On the hospital measurement side, you’re not finding people in the community who were infected and recovered and who never went to the hospital. That has the effect of increasing the IFR. On the community antibody side, you may not be accurately measuring the number of people who have antibodies which depends on where you measure. For example, if you go to the poorest parts of a city, you would find more people that were infected because of their jobs and close living conditions. If you go to the rich part of town, you’re going to find more people who could effectively quarantine and thus a lower positive antibody rate.
The Actual Data
In one recent study, they calculated the IFR by age which I then turned into survival rates. From the study: ” The estimated age-specific IFR is very low for children and younger adults (e.g., 0.002% at age 10 and 0.01% at age 25) but increases progressively to 0.4% at age 55, 1.4% at age 65, 4.6% at age 75, and 15% at age 85.”
Hence infection survival rates by age are:
- Age 55 =99.6%
- Age 65=98.6%
- Age 75=95.4%
- Age 85=85%
As you can see, none of the numbers from our posters above capture the risk based on these age groups. Your survival rate is better than 99.9% if you’re young and much lower as you age.
The authors conclude with this statement: “These results indicate that COVID-19 is hazardous not only for the elderly but also for middle-aged adults, for whom the infection fatality rate is two orders of magnitude greater than the annualized risk of a fatal automobile accident and far more dangerous than seasonal influenza.”
The main issue I see for the authors of the comments is that if they’re age 55 or under, all of this looks ridiculous to them. The chances of survival are so high that the idea of getting vaccinated isn’t tenable. However, none seem to understand how vaccines work. You often get vaccinated to protect others and help society at large.
Also, realize that it’s also likely that we’ve been keeping the IFR artificially low by all of the measures we’ve taken to avoid health system overload. Meaning had we just let this rip, that IFR would have been higher as hospitals became overwhelmed. As I have said since March, the only thing that makes any sense is to restrict people’s liberties when the hospitals are at risk of being overloaded.

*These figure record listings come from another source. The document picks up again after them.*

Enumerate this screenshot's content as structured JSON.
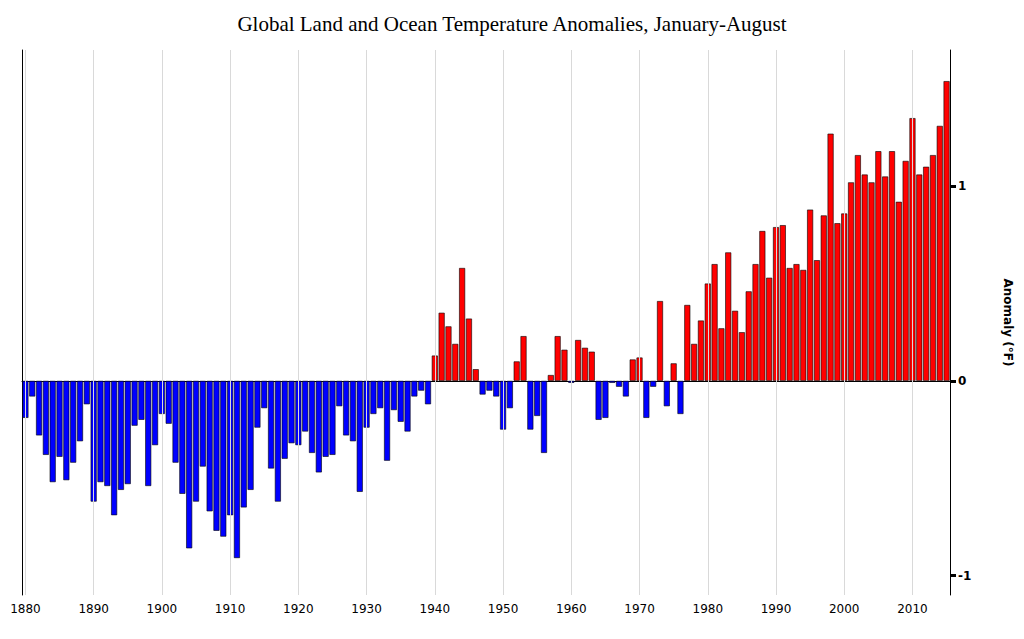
{
  "chart_data": {
    "type": "bar",
    "title": "Global Land and Ocean Temperature Anomalies, January-August",
    "y_label": "Anomaly (°F)",
    "x": [
      1880,
      1881,
      1882,
      1883,
      1884,
      1885,
      1886,
      1887,
      1888,
      1889,
      1890,
      1891,
      1892,
      1893,
      1894,
      1895,
      1896,
      1897,
      1898,
      1899,
      1900,
      1901,
      1902,
      1903,
      1904,
      1905,
      1906,
      1907,
      1908,
      1909,
      1910,
      1911,
      1912,
      1913,
      1914,
      1915,
      1916,
      1917,
      1918,
      1919,
      1920,
      1921,
      1922,
      1923,
      1924,
      1925,
      1926,
      1927,
      1928,
      1929,
      1930,
      1931,
      1932,
      1933,
      1934,
      1935,
      1936,
      1937,
      1938,
      1939,
      1940,
      1941,
      1942,
      1943,
      1944,
      1945,
      1946,
      1947,
      1948,
      1949,
      1950,
      1951,
      1952,
      1953,
      1954,
      1955,
      1956,
      1957,
      1958,
      1959,
      1960,
      1961,
      1962,
      1963,
      1964,
      1965,
      1966,
      1967,
      1968,
      1969,
      1970,
      1971,
      1972,
      1973,
      1974,
      1975,
      1976,
      1977,
      1978,
      1979,
      1980,
      1981,
      1982,
      1983,
      1984,
      1985,
      1986,
      1987,
      1988,
      1989,
      1990,
      1991,
      1992,
      1993,
      1994,
      1995,
      1996,
      1997,
      1998,
      1999,
      2000,
      2001,
      2002,
      2003,
      2004,
      2005,
      2006,
      2007,
      2008,
      2009,
      2010,
      2011,
      2012,
      2013,
      2014,
      2015
    ],
    "values": [
      -0.19,
      -0.08,
      -0.28,
      -0.38,
      -0.52,
      -0.39,
      -0.51,
      -0.42,
      -0.31,
      -0.12,
      -0.62,
      -0.52,
      -0.54,
      -0.69,
      -0.56,
      -0.53,
      -0.23,
      -0.2,
      -0.54,
      -0.33,
      -0.17,
      -0.22,
      -0.42,
      -0.58,
      -0.86,
      -0.62,
      -0.44,
      -0.67,
      -0.77,
      -0.8,
      -0.69,
      -0.91,
      -0.65,
      -0.56,
      -0.24,
      -0.14,
      -0.45,
      -0.62,
      -0.4,
      -0.32,
      -0.33,
      -0.26,
      -0.37,
      -0.47,
      -0.39,
      -0.38,
      -0.13,
      -0.28,
      -0.31,
      -0.57,
      -0.24,
      -0.17,
      -0.14,
      -0.41,
      -0.15,
      -0.21,
      -0.26,
      -0.08,
      -0.05,
      -0.12,
      0.13,
      0.35,
      0.28,
      0.19,
      0.58,
      0.32,
      0.06,
      -0.07,
      -0.05,
      -0.08,
      -0.25,
      -0.14,
      0.1,
      0.23,
      -0.25,
      -0.18,
      -0.37,
      0.03,
      0.23,
      0.16,
      -0.01,
      0.21,
      0.17,
      0.15,
      -0.2,
      -0.19,
      -0.01,
      -0.03,
      -0.08,
      0.11,
      0.12,
      -0.19,
      -0.03,
      0.41,
      -0.13,
      0.09,
      -0.17,
      0.39,
      0.19,
      0.31,
      0.5,
      0.6,
      0.27,
      0.66,
      0.36,
      0.25,
      0.46,
      0.6,
      0.77,
      0.53,
      0.79,
      0.8,
      0.58,
      0.6,
      0.57,
      0.88,
      0.62,
      0.85,
      1.27,
      0.81,
      0.86,
      1.02,
      1.16,
      1.06,
      1.02,
      1.18,
      1.05,
      1.18,
      0.92,
      1.13,
      1.35,
      1.06,
      1.1,
      1.16,
      1.31,
      1.54
    ],
    "colors": [
      "#0000ff",
      "#0000ff",
      "#0000ff",
      "#0000ff",
      "#0000ff",
      "#0000ff",
      "#0000ff",
      "#0000ff",
      "#0000ff",
      "#0000ff",
      "#0000ff",
      "#0000ff",
      "#0000ff",
      "#0000ff",
      "#0000ff",
      "#0000ff",
      "#0000ff",
      "#0000ff",
      "#0000ff",
      "#0000ff",
      "#0000ff",
      "#0000ff",
      "#0000ff",
      "#0000ff",
      "#0000ff",
      "#0000ff",
      "#0000ff",
      "#0000ff",
      "#0000ff",
      "#0000ff",
      "#0000ff",
      "#0000ff",
      "#0000ff",
      "#0000ff",
      "#0000ff",
      "#0000ff",
      "#0000ff",
      "#0000ff",
      "#0000ff",
      "#0000ff",
      "#0000ff",
      "#0000ff",
      "#0000ff",
      "#0000ff",
      "#0000ff",
      "#0000ff",
      "#0000ff",
      "#0000ff",
      "#0000ff",
      "#0000ff",
      "#0000ff",
      "#0000ff",
      "#0000ff",
      "#0000ff",
      "#0000ff",
      "#0000ff",
      "#0000ff",
      "#0000ff",
      "#0000ff",
      "#0000ff",
      "#ff0000",
      "#ff0000",
      "#ff0000",
      "#ff0000",
      "#ff0000",
      "#ff0000",
      "#ff0000",
      "#0000ff",
      "#0000ff",
      "#0000ff",
      "#0000ff",
      "#0000ff",
      "#ff0000",
      "#ff0000",
      "#0000ff",
      "#0000ff",
      "#0000ff",
      "#ff0000",
      "#ff0000",
      "#ff0000",
      "#0000ff",
      "#ff0000",
      "#ff0000",
      "#ff0000",
      "#0000ff",
      "#0000ff",
      "#0000ff",
      "#0000ff",
      "#0000ff",
      "#ff0000",
      "#ff0000",
      "#0000ff",
      "#0000ff",
      "#ff0000",
      "#0000ff",
      "#ff0000",
      "#0000ff",
      "#ff0000",
      "#ff0000",
      "#ff0000",
      "#ff0000",
      "#ff0000",
      "#ff0000",
      "#ff0000",
      "#ff0000",
      "#ff0000",
      "#ff0000",
      "#ff0000",
      "#ff0000",
      "#ff0000",
      "#ff0000",
      "#ff0000",
      "#ff0000",
      "#ff0000",
      "#ff0000",
      "#ff0000",
      "#ff0000",
      "#ff0000",
      "#ff0000",
      "#ff0000",
      "#ff0000",
      "#ff0000",
      "#ff0000",
      "#ff0000",
      "#ff0000",
      "#ff0000",
      "#ff0000",
      "#ff0000",
      "#ff0000",
      "#ff0000",
      "#ff0000",
      "#ff0000",
      "#ff0000",
      "#ff0000",
      "#ff0000",
      "#ff0000"
    ],
    "xlim": [
      1879.5,
      2015.5
    ],
    "xticks": [
      1880,
      1890,
      1900,
      1910,
      1920,
      1930,
      1940,
      1950,
      1960,
      1970,
      1980,
      1990,
      2000,
      2010
    ],
    "ylim": [
      -1.1,
      1.7
    ],
    "yticks": [
      -1,
      0,
      1
    ],
    "grid": true
  }
}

The upshot? When you see these very high survival rates, these numbers tend to be accurate for younger people and inaccurate for middle-aged to older people. So if the poster is middle-aged or older, you now have an idea of what the real survival rate looks like.
(1) Levin AT, Hanage WP, Owusu-Boaitey N, Cochran KB, Walsh SP, Meyerowitz-Katz G. Assessing the age specificity of infection fatality rates for COVID-19: systematic review, meta-analysis, and public policy implications. Eur J Epidemiol. 2020 Dec;35(12):1123-1138. doi: 10.1007/s10654-020-00698-1. Epub 2020 Dec 8. PMID: 33289900; PMCID: PMC7721859.